Agile Data Science 2.0: Building Full-Stack Data Analytics Applications with Spark

Russell Jurney

買這商品的人也買了...

商品描述

Agile Data Science 2.0 covers the theory and practice of applying agile methods to the practice of applied analytics research called data science. The book takes the stance that data products are the preferred output format for data science teams to effect change in an organization. Accordingly, we show how to "get meta" to enable agility in building applications describing the applied research process itself. Then we show how to use big data tools to iteratively build, deploy and refine analytics applications. Tracking data-product development through the five stages of the "data value pyramid", we show you how to build applications from conception through development through deployment and then through iterative improvement. Application development is a fundamental skill for a data scientist, and by publishing your data science work as a web application, we show you how to effect maximal change within your organization.

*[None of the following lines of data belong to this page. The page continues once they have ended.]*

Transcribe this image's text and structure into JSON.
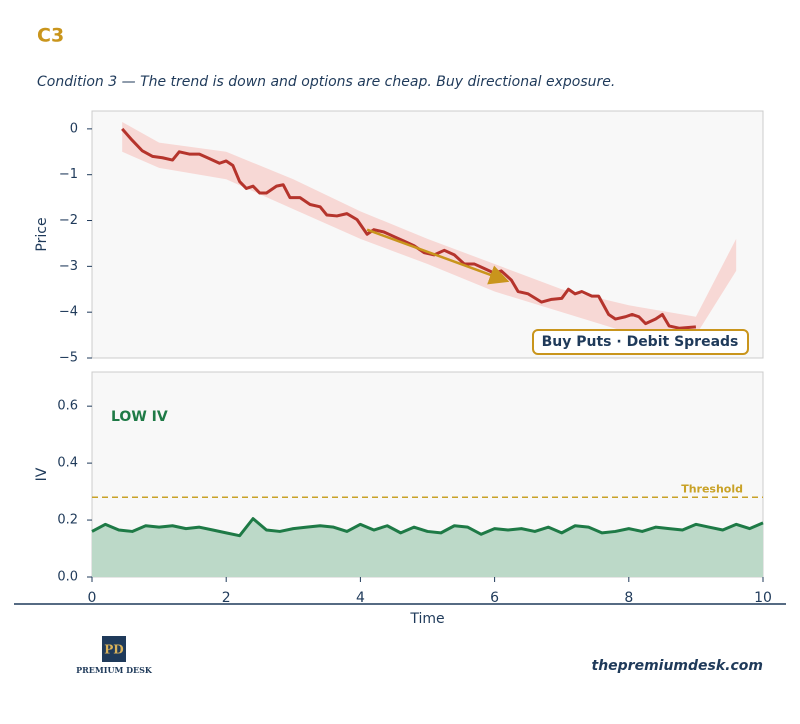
{
  "header": {
    "title": "C3",
    "subtitle": "Condition 3 — The trend is down and options are cheap. Buy directional exposure."
  },
  "chart_data": [
    {
      "type": "line",
      "ylabel": "Price",
      "xlim": [
        0,
        10
      ],
      "ylim": [
        -5,
        0.39
      ],
      "yticks": [
        {
          "value": 0,
          "label": "0"
        },
        {
          "value": -1,
          "label": "−1"
        },
        {
          "value": -2,
          "label": "−2"
        },
        {
          "value": -3,
          "label": "−3"
        },
        {
          "value": -4,
          "label": "−4"
        },
        {
          "value": -5,
          "label": "−5"
        }
      ],
      "band": {
        "color": "#f7c3be",
        "x": [
          0.45,
          1,
          2,
          3,
          4,
          5,
          6,
          7,
          8,
          9,
          9.6
        ],
        "upper": [
          0.15,
          -0.3,
          -0.5,
          -1.1,
          -1.8,
          -2.4,
          -2.95,
          -3.5,
          -3.85,
          -4.1,
          -2.4
        ],
        "lower": [
          -0.5,
          -0.85,
          -1.1,
          -1.75,
          -2.4,
          -2.95,
          -3.55,
          -4.0,
          -4.45,
          -4.5,
          -3.1
        ]
      },
      "series": [
        {
          "color": "#b5342c",
          "x": [
            0.45,
            0.6,
            0.75,
            0.9,
            1.05,
            1.2,
            1.3,
            1.45,
            1.6,
            1.75,
            1.9,
            2.0,
            2.1,
            2.2,
            2.3,
            2.4,
            2.5,
            2.6,
            2.75,
            2.85,
            2.95,
            3.1,
            3.25,
            3.4,
            3.5,
            3.65,
            3.8,
            3.95,
            4.1,
            4.2,
            4.35,
            4.5,
            4.65,
            4.8,
            4.95,
            5.1,
            5.25,
            5.4,
            5.55,
            5.7,
            5.85,
            6.0,
            6.1,
            6.25,
            6.35,
            6.5,
            6.7,
            6.85,
            7.0,
            7.1,
            7.2,
            7.3,
            7.45,
            7.55,
            7.7,
            7.8,
            7.95,
            8.05,
            8.15,
            8.25,
            8.4,
            8.5,
            8.6,
            8.75,
            9.0
          ],
          "values": [
            0.0,
            -0.25,
            -0.48,
            -0.6,
            -0.63,
            -0.68,
            -0.5,
            -0.55,
            -0.55,
            -0.65,
            -0.75,
            -0.7,
            -0.8,
            -1.15,
            -1.3,
            -1.25,
            -1.4,
            -1.4,
            -1.25,
            -1.22,
            -1.5,
            -1.5,
            -1.65,
            -1.7,
            -1.88,
            -1.9,
            -1.85,
            -1.98,
            -2.3,
            -2.2,
            -2.25,
            -2.35,
            -2.45,
            -2.55,
            -2.7,
            -2.75,
            -2.65,
            -2.75,
            -2.95,
            -2.95,
            -3.05,
            -3.15,
            -3.1,
            -3.3,
            -3.55,
            -3.6,
            -3.78,
            -3.72,
            -3.7,
            -3.5,
            -3.6,
            -3.55,
            -3.65,
            -3.65,
            -4.05,
            -4.15,
            -4.1,
            -4.05,
            -4.1,
            -4.25,
            -4.15,
            -4.05,
            -4.3,
            -4.35,
            -4.32
          ]
        }
      ],
      "arrow": {
        "color": "#c9951c",
        "x": [
          4.1,
          6.15
        ],
        "y": [
          -2.2,
          -3.3
        ]
      },
      "annotation": "Buy Puts · Debit Spreads"
    },
    {
      "type": "area",
      "ylabel": "IV",
      "xlabel": "Time",
      "xlim": [
        0,
        10
      ],
      "ylim": [
        0,
        0.72
      ],
      "xticks": [
        0,
        2,
        4,
        6,
        8,
        10
      ],
      "yticks": [
        {
          "value": 0,
          "label": "0.0"
        },
        0.2,
        0.4,
        0.6
      ],
      "series": [
        {
          "color": "#1e7a46",
          "fill": "#bcd9c8",
          "x": [
            0,
            0.2,
            0.4,
            0.6,
            0.8,
            1,
            1.2,
            1.4,
            1.6,
            1.8,
            2,
            2.2,
            2.4,
            2.6,
            2.8,
            3,
            3.2,
            3.4,
            3.6,
            3.8,
            4,
            4.2,
            4.4,
            4.6,
            4.8,
            5,
            5.2,
            5.4,
            5.6,
            5.8,
            6,
            6.2,
            6.4,
            6.6,
            6.8,
            7,
            7.2,
            7.4,
            7.6,
            7.8,
            8,
            8.2,
            8.4,
            8.6,
            8.8,
            9,
            9.2,
            9.4,
            9.6,
            9.8,
            10
          ],
          "values": [
            0.16,
            0.185,
            0.165,
            0.16,
            0.18,
            0.175,
            0.18,
            0.17,
            0.175,
            0.165,
            0.155,
            0.145,
            0.205,
            0.165,
            0.16,
            0.17,
            0.175,
            0.18,
            0.175,
            0.16,
            0.185,
            0.165,
            0.18,
            0.155,
            0.175,
            0.16,
            0.155,
            0.18,
            0.175,
            0.15,
            0.17,
            0.165,
            0.17,
            0.16,
            0.175,
            0.155,
            0.18,
            0.175,
            0.155,
            0.16,
            0.17,
            0.16,
            0.175,
            0.17,
            0.165,
            0.185,
            0.175,
            0.165,
            0.185,
            0.17,
            0.19
          ]
        }
      ],
      "threshold": {
        "value": 0.28,
        "label": "Threshold",
        "color": "#c9a227"
      },
      "annotation": "LOW IV"
    }
  ],
  "footer": {
    "logo": "PREMIUM DESK",
    "url": "thepremiumdesk.com"
  }
}
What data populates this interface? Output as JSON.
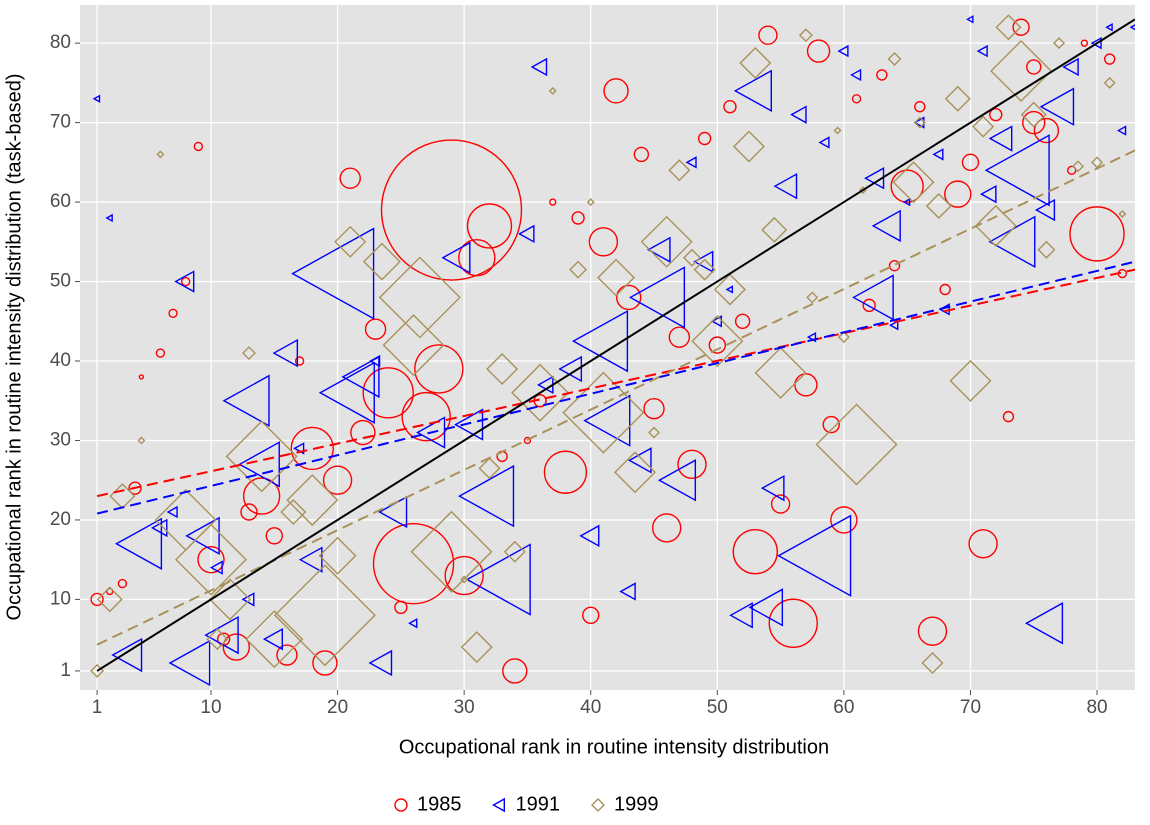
{
  "chart_data": {
    "type": "scatter",
    "x_label": "Occupational rank in routine intensity distribution",
    "y_label": "Occupational rank in routine intensity distribution (task-based)",
    "xlim": [
      -0.35,
      83
    ],
    "ylim": [
      -1.4,
      84.8
    ],
    "xticks": [
      1,
      10,
      20,
      30,
      40,
      50,
      60,
      70,
      80
    ],
    "yticks": [
      1,
      10,
      20,
      30,
      40,
      50,
      60,
      70,
      80
    ],
    "grid": true,
    "legend": "bottom",
    "reference_line": {
      "color": "#000000",
      "x": [
        1,
        83
      ],
      "y": [
        1,
        83
      ]
    },
    "series": [
      {
        "name": "1985",
        "color": "#ff0000",
        "marker": "circle",
        "fit": {
          "x": [
            1,
            83
          ],
          "y": [
            23,
            51.5
          ]
        },
        "x": [
          1,
          2,
          3,
          4,
          4.5,
          6,
          7,
          8,
          9,
          10,
          11,
          12,
          13,
          14,
          15,
          16,
          17,
          18,
          19,
          20,
          21,
          22,
          23,
          24,
          26,
          25,
          27,
          28,
          29,
          30,
          31,
          32,
          33,
          34,
          35,
          36,
          37,
          38,
          39,
          40,
          41,
          42,
          43,
          44,
          45,
          46,
          47,
          48,
          49,
          50,
          52,
          51,
          53,
          54,
          55,
          56,
          57,
          58,
          59,
          60,
          61,
          62,
          63,
          64,
          65,
          66,
          67,
          68,
          69,
          70,
          71,
          72,
          73,
          74,
          75,
          75,
          76,
          78,
          79,
          80,
          81,
          82
        ],
        "y": [
          10,
          11,
          12,
          24,
          38,
          41,
          46,
          50,
          67,
          15,
          5,
          4,
          21,
          23,
          18,
          3,
          40,
          29,
          2,
          25,
          63,
          31,
          44,
          36,
          14.5,
          9,
          33,
          39,
          59,
          13,
          53,
          57,
          28,
          1,
          30,
          35,
          60,
          26,
          58,
          8,
          55,
          74,
          48,
          66,
          34,
          19,
          43,
          27,
          68,
          42,
          45,
          72,
          16,
          81,
          22,
          7,
          37,
          79,
          32,
          20,
          73,
          47,
          76,
          52,
          62,
          72,
          6,
          49,
          61,
          65,
          17,
          71,
          33,
          82,
          77,
          70,
          69,
          64,
          80,
          56,
          78,
          51
        ],
        "sizes": [
          6,
          3,
          4,
          6,
          2,
          4,
          4,
          4,
          4,
          13,
          6,
          13,
          8,
          18,
          8,
          10,
          4,
          21,
          12,
          14,
          10,
          12,
          10,
          25,
          40,
          6,
          24,
          24,
          70,
          19,
          18,
          22,
          5,
          12,
          3,
          6,
          3,
          21,
          6,
          8,
          14,
          12,
          12,
          7,
          10,
          14,
          10,
          14,
          6,
          8,
          7,
          6,
          22,
          9,
          9,
          24,
          11,
          11,
          8,
          13,
          4,
          6,
          5,
          5,
          16,
          5,
          14,
          5,
          13,
          8,
          14,
          6,
          5,
          8,
          7,
          11,
          12,
          4,
          3,
          27,
          5,
          4
        ]
      },
      {
        "name": "1991",
        "color": "#0000ff",
        "marker": "triangle",
        "fit": {
          "x": [
            1,
            83
          ],
          "y": [
            20.8,
            52.5
          ]
        },
        "x": [
          1,
          2,
          3.5,
          4.5,
          6,
          7,
          8,
          8.5,
          9.5,
          10.5,
          11,
          13,
          13,
          14,
          15,
          16,
          17,
          18,
          20,
          21,
          22,
          23,
          23.5,
          24.5,
          26,
          27.5,
          29.5,
          30.5,
          32,
          33,
          35,
          36,
          36.5,
          38.5,
          40,
          41,
          41.5,
          43,
          44,
          45.5,
          45.5,
          47,
          48,
          49,
          50,
          51,
          52,
          53,
          54,
          54.5,
          55.5,
          56.5,
          57.5,
          58,
          58.5,
          60,
          61,
          62.5,
          62.5,
          63.5,
          64,
          65,
          66,
          67.5,
          68,
          70,
          71,
          71.5,
          72.5,
          73.5,
          74,
          76,
          76,
          77,
          78,
          80,
          81,
          82,
          83
        ],
        "y": [
          73,
          58,
          3,
          17,
          19,
          21,
          50,
          2,
          18,
          14,
          5.5,
          35,
          10,
          27,
          5,
          41,
          29,
          15,
          51,
          36,
          38,
          40,
          2,
          21,
          7,
          31,
          53,
          32,
          23,
          12.5,
          56,
          77,
          37,
          39,
          18,
          42.5,
          32.5,
          11,
          27.5,
          54,
          48,
          25,
          65,
          52.5,
          45,
          49,
          8,
          74,
          9,
          24,
          62,
          71,
          43,
          15.5,
          67.5,
          79,
          76,
          63,
          48,
          57,
          44.5,
          60,
          70,
          66,
          46.5,
          83,
          79,
          61,
          68,
          55,
          64,
          59,
          7,
          72,
          77,
          80,
          82,
          69,
          82
        ],
        "sizes": [
          3,
          3,
          16,
          25,
          8,
          5,
          10,
          22,
          18,
          6,
          18,
          25,
          6,
          22,
          10,
          13,
          5,
          12,
          45,
          30,
          20,
          5,
          12,
          15,
          4,
          15,
          15,
          15,
          30,
          35,
          8,
          8,
          8,
          12,
          10,
          30,
          25,
          8,
          12,
          12,
          30,
          20,
          5,
          10,
          5,
          3,
          12,
          20,
          18,
          12,
          12,
          8,
          4,
          40,
          5,
          5,
          5,
          10,
          22,
          15,
          4,
          3,
          5,
          5,
          5,
          3,
          5,
          8,
          12,
          25,
          35,
          10,
          20,
          18,
          8,
          5,
          3,
          4,
          4
        ]
      },
      {
        "name": "1999",
        "color": "#a8925a",
        "marker": "diamond",
        "fit": {
          "x": [
            1,
            83
          ],
          "y": [
            4.3,
            66.5
          ]
        },
        "x": [
          1,
          2,
          3,
          4.5,
          6,
          8,
          10,
          10.5,
          11.5,
          13,
          14,
          15,
          16.5,
          18,
          19,
          20,
          21,
          23.5,
          26.5,
          26,
          29,
          30,
          31,
          32,
          33,
          34,
          36,
          37,
          39,
          40,
          41,
          42,
          43.5,
          45,
          46,
          47,
          48,
          49,
          50,
          51,
          53,
          54.5,
          52.5,
          55,
          57,
          57.5,
          59.5,
          60,
          61,
          61.5,
          64,
          65.5,
          66,
          67,
          67.5,
          69,
          70,
          71,
          72,
          73,
          74,
          75,
          76,
          77,
          78.5,
          80,
          81,
          82
        ],
        "y": [
          1,
          10,
          23,
          30,
          66,
          20,
          15,
          5,
          10,
          41,
          28,
          5,
          21,
          22.5,
          8,
          15.5,
          55,
          52.5,
          48,
          42,
          16,
          12.5,
          4,
          26.5,
          39,
          16,
          36,
          74,
          51.5,
          60,
          33.5,
          50.5,
          26,
          31,
          55,
          64,
          53,
          51.5,
          42.5,
          49,
          77.5,
          56.5,
          67,
          38.5,
          81,
          48,
          69,
          43,
          29.5,
          61.5,
          78,
          62.5,
          70,
          2,
          59.5,
          73,
          37.5,
          69.5,
          57,
          82,
          76.5,
          71,
          54,
          80,
          64.5,
          65,
          75,
          58.5
        ],
        "sizes": [
          6,
          12,
          12,
          3,
          3,
          30,
          35,
          10,
          20,
          6,
          35,
          28,
          12,
          25,
          50,
          18,
          15,
          18,
          40,
          30,
          40,
          3,
          15,
          10,
          15,
          10,
          28,
          3,
          8,
          3,
          40,
          18,
          20,
          5,
          25,
          10,
          8,
          10,
          25,
          15,
          15,
          12,
          15,
          25,
          6,
          5,
          3,
          5,
          40,
          3,
          6,
          20,
          5,
          10,
          12,
          12,
          20,
          10,
          20,
          12,
          30,
          12,
          8,
          5,
          5,
          5,
          5,
          3
        ]
      }
    ]
  }
}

Technologies covered include Python, Apache Spark (Spark MLlib, Spark Streaming), Apache Kafka, MongoDB, ElasticSearch, d3.js, scikit-learn and Apache Airflow. More important than any one technology, we show you how to compose a data platform to make you a productive application developer.

商品描述(中文翻譯)

《敏捷數據科學2.0》涵蓋了將敏捷方法應用於應用分析研究(即數據科學)的理論和實踐。本書認為,數據產品是數據科學團隊在組織中實現變革的首選輸出格式。因此,我們展示了如何“獲取元數據”,以實現在構建描述應用研究過程的應用程序時的敏捷性。然後,我們展示了如何使用大數據工具來迭代地構建、部署和改進分析應用程序。通過跟踪數據產品開發過程中的五個階段(即“數據價值金字塔”),我們向您展示了如何從構思、開發、部署到迭代改進來構建應用程序。應用程序開發是數據科學家的基本技能,通過將數據科學工作發布為 Web 應用程序,我們向您展示了如何在組織內實現最大的變革。

涵蓋的技術包括 Python、Apache Spark(Spark MLlib、Spark Streaming)、Apache Kafka、MongoDB、ElasticSearch、d3.js、scikit-learn 和 Apache Airflow。比任何一種技術更重要的是,我們向您展示了如何組合數據平台,使您成為高效的應用程序開發人員。